Embora a comunidade muçulmana não considere que os casos representam um fenômeno, há uma preocupação com a visão do público sobre o Islã — cujo nome deriva da raiz árabe “Salam”, que significa paz. Representantes tentam desvincular a religião da ação de radicais e ressaltam a boa convivência entre fiéis de diferentes crenças.
— Vivemos normalmente no Brasil, salvo em ocasiões excepcionais. O que ouvimos muito são piadas e brincadeiras. Não é de hoje que o Islã é caracterizado por inúmeras distorções. As pessoas que só o conhecem por meio de filmes e da mídia em geral irão formar uma opinião de que todos os muçulmanos são violentos e radicais — avalia Sami Isbelle, diretor da SBMRJ.
Acostumado com a informalidade dos brasileiros, o argelino Sofiane Faci, residente no Rio, conta já ter sido chamado de homem-bomba até por um policial. Ele atribui o comentário à falta de conhecimento e à reprodução de estereótipos. Faci chama atenção ainda para a diferença da relação com os muçulmanos no Brasil e na França, onde morou por nove anos.
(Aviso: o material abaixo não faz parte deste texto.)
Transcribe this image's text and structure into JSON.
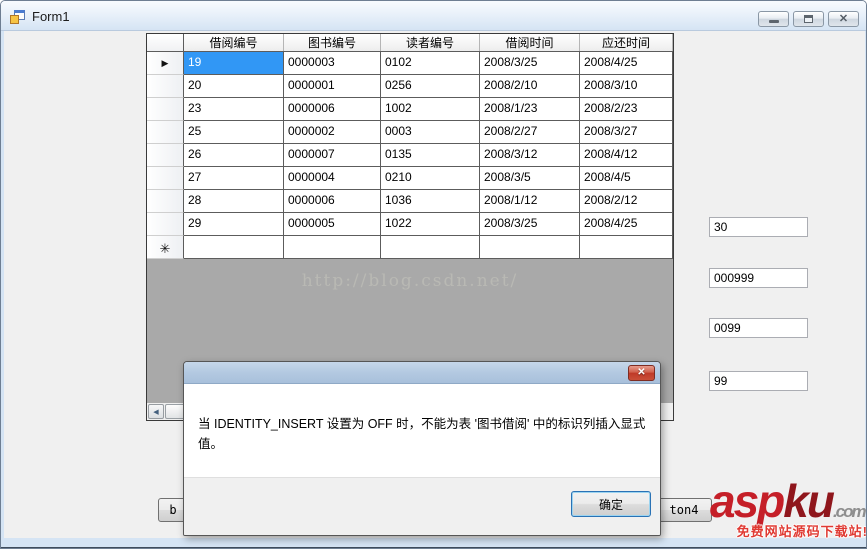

‘O que ouvimos muito são piadas e brincadeiras. Não é de hoje que o Islã é caracterizado por inúmeras distorções. As pessoas que só o conhecem por meio de filmes e da mídia em geral irão formar uma opinião de que todos os muçulmanos são violentos e radicais.’
— Não há muitos muçulmanos no Rio. A maioria dos meus amigos não tinha costume de sair e conviver com muçulmanos. Uma reação ingênua é reproduzir discursos preconceituosos sem a intenção de ser preconceituoso. Mas recebo de maneira leve. Aqui, a pessoa faz o comentário com um sorriso enorme, sem revelar ódio ou superioridade. Na França é diferente. Você sabe que a pessoa realmente pensa o que está falando — diz ele.
O argelino expressou preocupação com o aumento da intolerância religiosa no mundo e no Brasil, principalmente com as mulheres que usam véu.
— Soube do caso de uma muçulmana no Rio que está evitando sair de casa por medo. Isso é muito triste. A mídia tem que fazer alguma coisa para não criar esse preconceito. Para os homens é mais fácil. Não está escrito na minha testa que sou muçulmano — afirma Faci, acrescentando ter sentido cansaço após dias de intensos debates sobre os ataques em Paris. — É preciso separar claramente as três pessoas que cometeram os atentados do resto da comunidade. Não tenho que me justificar em relação ao que eles fizeram, mesmo que reivindiquem o Islã. Qualquer pessoa pode reivindicar o Islã. Por que tenho que me responsabilizar?
PRECONCEITO VELADO
De acordo com o brasileiro Fernando Celino, convertido ao Islã há nove anos e membro da SBMRJ, períodos pós-atentados terroristas trazem à tona um preconceito velado no Brasil.
— Aqui não há um preconceito claro. Fica mais no campo da brincadeira. Quando acontecem crimes bárbaros como os da França, no entanto, vê-se uma escalada da islamofobia no mundo. Infelizmente, o Brasil sente esse reflexo e um preconceito escondido acaba se mostrando mais claramente — afirma.
Os números sobre a comunidade muçulmana no Brasil divergem. Enquanto o Censo contabiliza cerca de 35 mil, instituições islâmicas apontam mais de 1 milhão. No Rio, há apenas uma mesquita, frequentada por cerca de 300 membros.
Para o xeque sírio Mohamad Al Bukai, que vive em São Paulo, é preciso combater a intolerância religiosa com mais conhecimento sobre o Islã.
— O Brasil é um país feito por muitas culturas que sempre conviveram juntas. A consciência do brasileiro vai diferenciar o Islã como religião e o terrorismo como um crime que não tem religião — destacou Bukai, que esteve no Rio participar de um evento sobre intolerância religiosa. — Qualquer preconceito é fruto da ignorância, que é combatida com o conhecimento.